Eyes Wide Open. A Self-portrait in an Interior
When I first saw Aleksandra Waliszewska’s self-portraits eight years ago, her early student work, painted on tattered pieces of cardboard, it felt like blowing dust off a buried treasure. Like an archeologist at Fayum, I was sweeping the sand aside to dig up the portraits.
The secret mystery play unfolding in those modest pictures spoke with enormous power. Every sketch was a testimony to a steady hand and a hypersensitive imagination. As I browsed one cardboard sheet after another, more and more of Aleksandra’s self-images opened up before me.

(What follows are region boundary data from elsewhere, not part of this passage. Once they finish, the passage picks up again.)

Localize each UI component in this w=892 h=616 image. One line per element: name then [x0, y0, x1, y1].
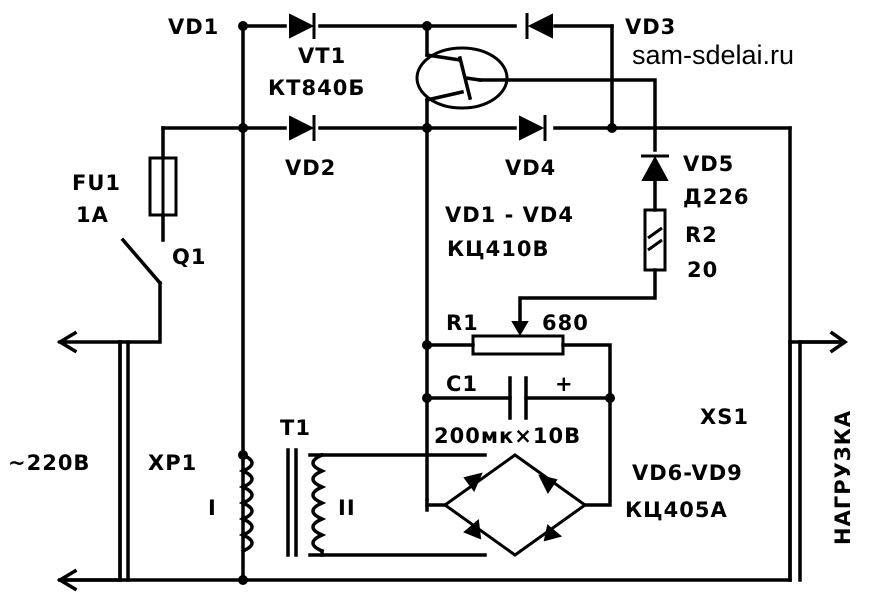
label-vd1-vd4-type: КЦ410В — [447, 237, 550, 261]
label-vd5-type: Д226 — [683, 185, 750, 209]
label-r1: R1 — [446, 311, 479, 335]
label-r1-value: 680 — [542, 311, 589, 335]
label-vt1-type: КТ840Б — [268, 76, 365, 100]
label-c1-plus: + — [555, 372, 574, 396]
label-vd3: VD3 — [625, 15, 676, 39]
label-vd2: VD2 — [285, 156, 336, 180]
switch-q1 — [120, 237, 163, 286]
label-c1: C1 — [446, 372, 478, 396]
diode-vd3 — [525, 13, 553, 39]
resistor-r2 — [643, 208, 667, 272]
label-fu1: FU1 — [72, 171, 121, 195]
labels: VD1 VT1 КТ840Б VD3 sam-sdelai.ru VD2 VD4… — [8, 15, 855, 545]
label-vd1-vd4: VD1 - VD4 — [445, 203, 574, 227]
capacitor-c1 — [508, 376, 528, 420]
label-winding-2: II — [338, 496, 356, 520]
plug-xp1 — [56, 330, 130, 592]
label-vt1: VT1 — [298, 44, 346, 68]
fuse-fu1 — [148, 156, 178, 217]
diode-vd1 — [289, 13, 316, 39]
label-vd6-vd9-type: КЦ405А — [625, 498, 728, 522]
label-q1: Q1 — [172, 245, 206, 269]
label-fu1-rating: 1A — [76, 203, 109, 227]
label-vd4: VD4 — [505, 156, 556, 180]
bridge-vd6-vd9 — [425, 396, 612, 557]
label-vd5: VD5 — [683, 152, 734, 176]
label-r2-value: 20 — [687, 258, 718, 282]
diode-vd5 — [641, 154, 669, 181]
label-winding-1: I — [208, 496, 217, 520]
diode-vd4 — [519, 115, 547, 141]
watermark: sam-sdelai.ru — [632, 40, 794, 70]
transistor-vt1 — [415, 46, 509, 110]
potentiometer-r1 — [471, 321, 565, 356]
label-load: НАГРУЗКА — [831, 410, 855, 545]
diode-vd2 — [289, 115, 316, 141]
label-xs1: XS1 — [700, 405, 749, 429]
wires — [58, 24, 842, 582]
label-t1: T1 — [280, 416, 311, 440]
label-vd1: VD1 — [168, 15, 219, 39]
label-r2: R2 — [685, 223, 718, 247]
label-mains: ~220В — [8, 451, 90, 475]
label-c1-value: 200мк×10В — [434, 424, 581, 448]
socket-xs1 — [788, 330, 849, 582]
label-xp1: XP1 — [148, 451, 197, 475]
transformer-t1 — [238, 448, 327, 557]
label-vd6-vd9: VD6-VD9 — [632, 461, 743, 485]
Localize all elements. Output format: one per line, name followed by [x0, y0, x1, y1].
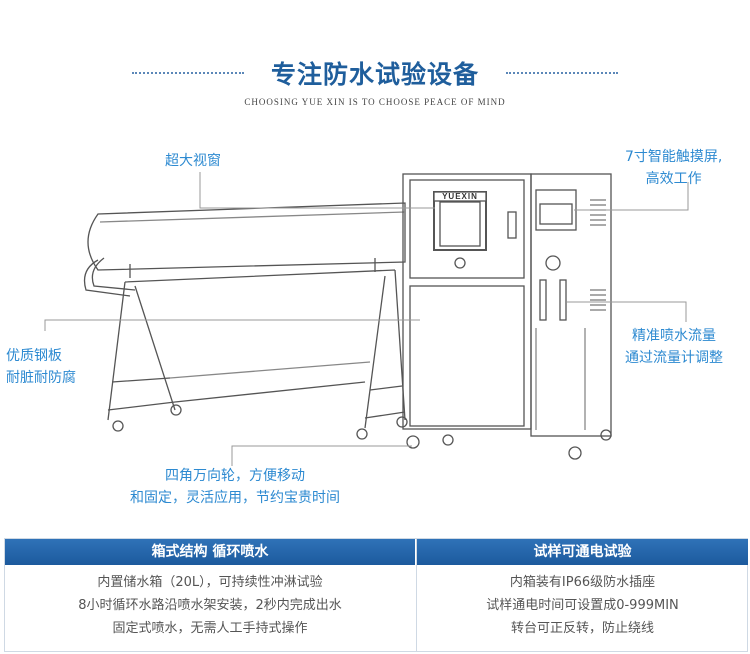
- callout-window: 超大视窗: [165, 150, 221, 172]
- spray-tube: [87, 202, 406, 271]
- feature-column-structure: 箱式结构 循环喷水 内置储水箱（20L），可持续性冲淋试验 8小时循环水路沿喷水…: [5, 539, 415, 651]
- leader-line-steel: [44, 319, 420, 331]
- feature-row: 内箱装有IP66级防水插座: [509, 575, 656, 590]
- leader-line-touchscreen: [574, 182, 689, 211]
- callout-touchscreen-line-1: 7寸智能触摸屏,: [625, 149, 723, 165]
- callout-steel-line-1: 优质钢板: [6, 348, 62, 364]
- callout-wheels: 四角万向轮，方便移动 和固定，灵活应用，节约宝贵时间: [105, 465, 365, 509]
- page-subtitle: CHOOSING YUE XIN IS TO CHOOSE PEACE OF M…: [244, 97, 506, 107]
- title-divider-right: [506, 72, 618, 74]
- leader-line-flow: [567, 301, 687, 322]
- spray-test-machine-illustration: YUEXIN: [44, 172, 689, 466]
- cabinet-brand-label: YUEXIN: [442, 192, 478, 201]
- feature-heading-power: 试样可通电试验: [417, 539, 748, 565]
- callout-touchscreen: 7寸智能触摸屏, 高效工作: [625, 146, 722, 190]
- control-cabinet: [530, 173, 612, 437]
- callout-wheels-line-2: 和固定，灵活应用，节约宝贵时间: [130, 490, 340, 506]
- spray-rack-frame: [107, 269, 406, 429]
- callout-flow: 精准喷水流量 通过流量计调整: [625, 325, 723, 369]
- page-title: 专注防水试验设备: [270, 60, 479, 89]
- feature-row: 固定式喷水，无需人工手持式操作: [112, 621, 308, 636]
- touchscreen: [539, 203, 573, 225]
- feature-table: 箱式结构 循环喷水 内置储水箱（20L），可持续性冲淋试验 8小时循环水路沿喷水…: [4, 538, 748, 652]
- callout-touchscreen-line-2: 高效工作: [645, 171, 702, 187]
- leader-line-window: [199, 172, 435, 209]
- feature-heading-structure: 箱式结构 循环喷水: [5, 539, 415, 565]
- callout-steel: 优质钢板 耐脏耐防腐: [6, 345, 76, 389]
- feature-row: 转台可正反转，防止绕线: [510, 621, 654, 636]
- callout-flow-line-1: 精准喷水流量: [632, 328, 716, 344]
- feature-row: 内置储水箱（20L），可持续性冲淋试验: [97, 575, 323, 590]
- feature-row: 8小时循环水路沿喷水架安装，2秒内完成出水: [78, 598, 342, 613]
- callout-steel-line-2: 耐脏耐防腐: [6, 370, 76, 386]
- leader-line-wheels: [231, 445, 412, 466]
- title-divider-left: [132, 72, 244, 74]
- feature-row: 试样通电时间可设置成0-999MIN: [486, 598, 679, 613]
- feature-column-power: 试样可通电试验 内箱装有IP66级防水插座 试样通电时间可设置成0-999MIN…: [416, 539, 748, 651]
- callout-window-text: 超大视窗: [165, 153, 221, 169]
- callout-wheels-line-1: 四角万向轮，方便移动: [165, 468, 305, 484]
- callout-flow-line-2: 通过流量计调整: [625, 350, 723, 366]
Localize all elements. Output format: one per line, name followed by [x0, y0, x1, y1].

In Waliszewska’s later work, the scene had expanded. Her figure can still be glimpsed. But numerous new figures had appeared, as if celebrants to some ancient rites. Does the painter reenact her dreams? We do identify pieces of reality in these pictures: the yard outside the house, the interior of her study, sometimes a familiar face. But there are many clues suggesting that under this – somewhat claustrophobic – crust of every day life, a dark abyss of “metaphysics” opens.
There is surprisingly much cruelty, pain and indifference here. And Jola being such a nice person! Yet the paintings tempt us with a the taste of forbidden fruit, with a promise of an initiation.
Sometimes, you only need to step over a person’s threshold to be plunged in their dark secrets. Other times, a glance at a painting is enough.